Wenn eine nicht besicherte Forderung nicht erfüllt wird, kann der Gläubiger eine Zwangsvollstreckung beantragen. Ausführendes Organ bei der Pfändung von beweglichen Sachen ist in den meisten Fällen der Gerichtsvollzieher, der die Sachen in Gewahrsam nimmt und später ebenfalls die Versteigerung beauftragt. Die Pfändung von Forderungen (Falls also der Schuldner selbst noch von jemandem Geld bekommt) erfolgt durch die Zustellung eines gerichtlichen Pfändungsbeschlusses. Dieser kann aber auch gleich mit einem Überweisungsbeschluss gekoppelt werden, so dass der Drittschuldner direkt an den pfändenden Gläubiger bezahlen muss.

Verwertung eines Pfandes

Egal, aus welcher Art des Pfandrechts das Pfand erlangt wurde, müssen für eine Verwertung bestimmte Voraussetzungen erfüllt sein. Zuerst muss selbstverständlich die Forderung fällig sein. Gibt es eine Rückzahlungsvereinbarung an die der Kunde sich hält, ist die Forderung nicht fällig. Ein laufender Kreditvertrag muss erst einmal fällig gestellt werden.
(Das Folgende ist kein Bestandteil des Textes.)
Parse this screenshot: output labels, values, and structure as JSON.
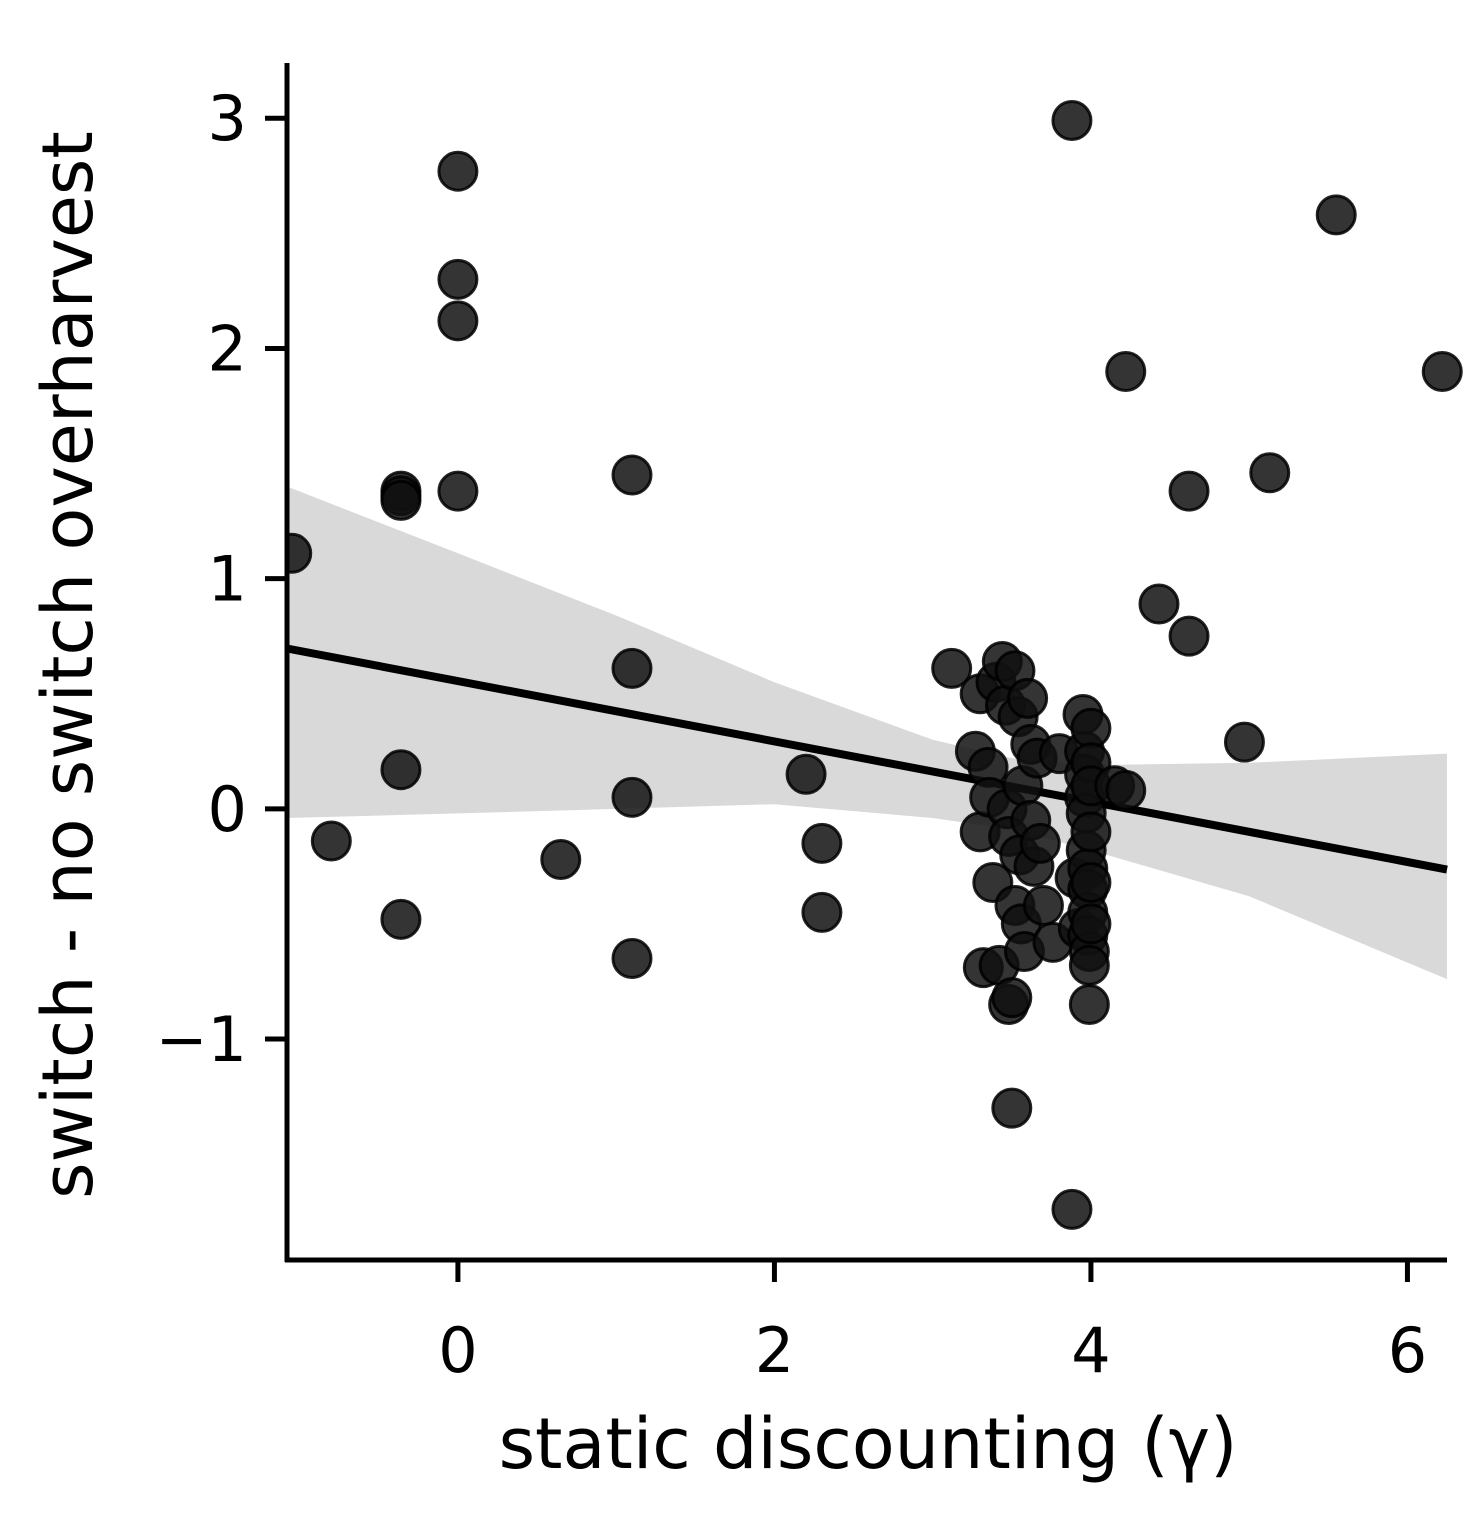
{
  "chart_data": {
    "type": "scatter",
    "title": "",
    "xlabel": "static discounting (γ)",
    "ylabel": "switch - no switch overharvest",
    "xlim": [
      -1.08,
      6.25
    ],
    "ylim": [
      -1.96,
      3.24
    ],
    "x_ticks": [
      0,
      2,
      4,
      6
    ],
    "y_ticks": [
      -1,
      0,
      1,
      2,
      3
    ],
    "x_tick_labels": [
      "0",
      "2",
      "4",
      "6"
    ],
    "y_tick_labels": [
      "−1",
      "0",
      "1",
      "2",
      "3"
    ],
    "grid": false,
    "legend": "none",
    "colors": {
      "points": "#111111",
      "line": "#000000",
      "band": "#d9d9d9"
    },
    "series": [
      {
        "points": [
          [
            -1.05,
            1.11
          ],
          [
            -0.8,
            -0.14
          ],
          [
            -0.36,
            1.38
          ],
          [
            -0.36,
            1.36
          ],
          [
            -0.36,
            1.34
          ],
          [
            -0.36,
            0.17
          ],
          [
            -0.36,
            -0.48
          ],
          [
            0.0,
            2.77
          ],
          [
            0.0,
            2.3
          ],
          [
            0.0,
            2.12
          ],
          [
            0.0,
            1.38
          ],
          [
            0.65,
            -0.22
          ],
          [
            1.1,
            1.45
          ],
          [
            1.1,
            0.61
          ],
          [
            1.1,
            0.05
          ],
          [
            1.1,
            -0.65
          ],
          [
            2.2,
            0.15
          ],
          [
            2.3,
            -0.15
          ],
          [
            2.3,
            -0.45
          ],
          [
            3.12,
            0.61
          ],
          [
            3.27,
            0.25
          ],
          [
            3.3,
            0.5
          ],
          [
            3.3,
            -0.1
          ],
          [
            3.32,
            -0.69
          ],
          [
            3.35,
            0.18
          ],
          [
            3.36,
            0.05
          ],
          [
            3.38,
            -0.32
          ],
          [
            3.4,
            0.55
          ],
          [
            3.42,
            -0.68
          ],
          [
            3.44,
            0.64
          ],
          [
            3.46,
            0.45
          ],
          [
            3.47,
            0.0
          ],
          [
            3.48,
            -0.85
          ],
          [
            3.48,
            -0.12
          ],
          [
            3.5,
            -0.82
          ],
          [
            3.5,
            -1.3
          ],
          [
            3.52,
            0.6
          ],
          [
            3.52,
            -0.42
          ],
          [
            3.54,
            0.4
          ],
          [
            3.55,
            -0.2
          ],
          [
            3.56,
            -0.5
          ],
          [
            3.57,
            0.1
          ],
          [
            3.58,
            -0.62
          ],
          [
            3.6,
            0.48
          ],
          [
            3.62,
            0.28
          ],
          [
            3.62,
            -0.05
          ],
          [
            3.64,
            -0.25
          ],
          [
            3.66,
            0.22
          ],
          [
            3.68,
            -0.15
          ],
          [
            3.7,
            -0.42
          ],
          [
            3.76,
            -0.58
          ],
          [
            3.8,
            0.24
          ],
          [
            3.88,
            2.99
          ],
          [
            3.88,
            -1.74
          ],
          [
            3.9,
            -0.3
          ],
          [
            3.92,
            -0.52
          ],
          [
            3.95,
            0.41
          ],
          [
            3.96,
            0.25
          ],
          [
            3.96,
            0.15
          ],
          [
            3.96,
            0.05
          ],
          [
            3.97,
            -0.02
          ],
          [
            3.97,
            -0.18
          ],
          [
            3.98,
            -0.26
          ],
          [
            3.98,
            -0.35
          ],
          [
            3.98,
            -0.45
          ],
          [
            3.98,
            -0.55
          ],
          [
            3.99,
            -0.62
          ],
          [
            3.99,
            -0.68
          ],
          [
            3.99,
            -0.85
          ],
          [
            4.0,
            0.35
          ],
          [
            4.0,
            0.2
          ],
          [
            4.0,
            0.1
          ],
          [
            4.0,
            -0.1
          ],
          [
            4.0,
            -0.32
          ],
          [
            4.0,
            -0.5
          ],
          [
            4.15,
            0.1
          ],
          [
            4.22,
            0.08
          ],
          [
            4.22,
            1.9
          ],
          [
            4.43,
            0.89
          ],
          [
            4.62,
            1.38
          ],
          [
            4.62,
            0.75
          ],
          [
            4.97,
            0.29
          ],
          [
            5.13,
            1.46
          ],
          [
            5.55,
            2.58
          ],
          [
            6.22,
            1.9
          ]
        ]
      }
    ],
    "regression": {
      "slope": -0.131,
      "intercept": 0.555
    },
    "ci_band": [
      {
        "x": -1.08,
        "lower": -0.04,
        "upper": 1.4
      },
      {
        "x": 0.0,
        "lower": -0.02,
        "upper": 1.11
      },
      {
        "x": 1.0,
        "lower": -0.0,
        "upper": 0.84
      },
      {
        "x": 2.0,
        "lower": 0.02,
        "upper": 0.55
      },
      {
        "x": 3.0,
        "lower": -0.04,
        "upper": 0.3
      },
      {
        "x": 3.5,
        "lower": -0.09,
        "upper": 0.22
      },
      {
        "x": 4.0,
        "lower": -0.18,
        "upper": 0.19
      },
      {
        "x": 5.0,
        "lower": -0.38,
        "upper": 0.2
      },
      {
        "x": 6.25,
        "lower": -0.74,
        "upper": 0.24
      }
    ]
  }
}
Außerdem ist die Pfandverwertung anzudrohen, so dass der Schuldner sich darüber bewusst ist, den Pfand nicht wiederzubekommen, wenn die Forderungen nicht schnellstmöglich erfüllt werden. Schließlich bekommt er noch eine Wartefrist vor der Verwertung. Diese beträgt bei Privatleuten einen Monat nach Androhung der Verwertung, bei Kaufleuten ist es eine Woche. Entsteht ein Verwertungsüberschuss, ist dieser an der Schuldner auszukehren. Ein Fehlbetrag bleibt als Forderung bestehen. Ausnahme ist z. B. die Versteigerung in einem Pfandhaus. Da hier eine bestimmte Summe durch einen bestimmten Gegenstand gesichert ist, erlischt eine Restforderung. Sollte jedoch mehr erlöst werden und der Schuldner holt die Summe nicht ab, fällt der Überschuss an den Staat.

Erlöschen des Pfandrechts

Das Pfandrecht erlischt selbstverständlich, sobald die Forderung voll beglichen ist. Gibt ein Gläubiger einen Pfandgegenstand an den Schuldner zurück, erlischt auch das Pfandrecht darauf. Eine Versteigerung oder Verkauf ist dann nicht mehr möglich.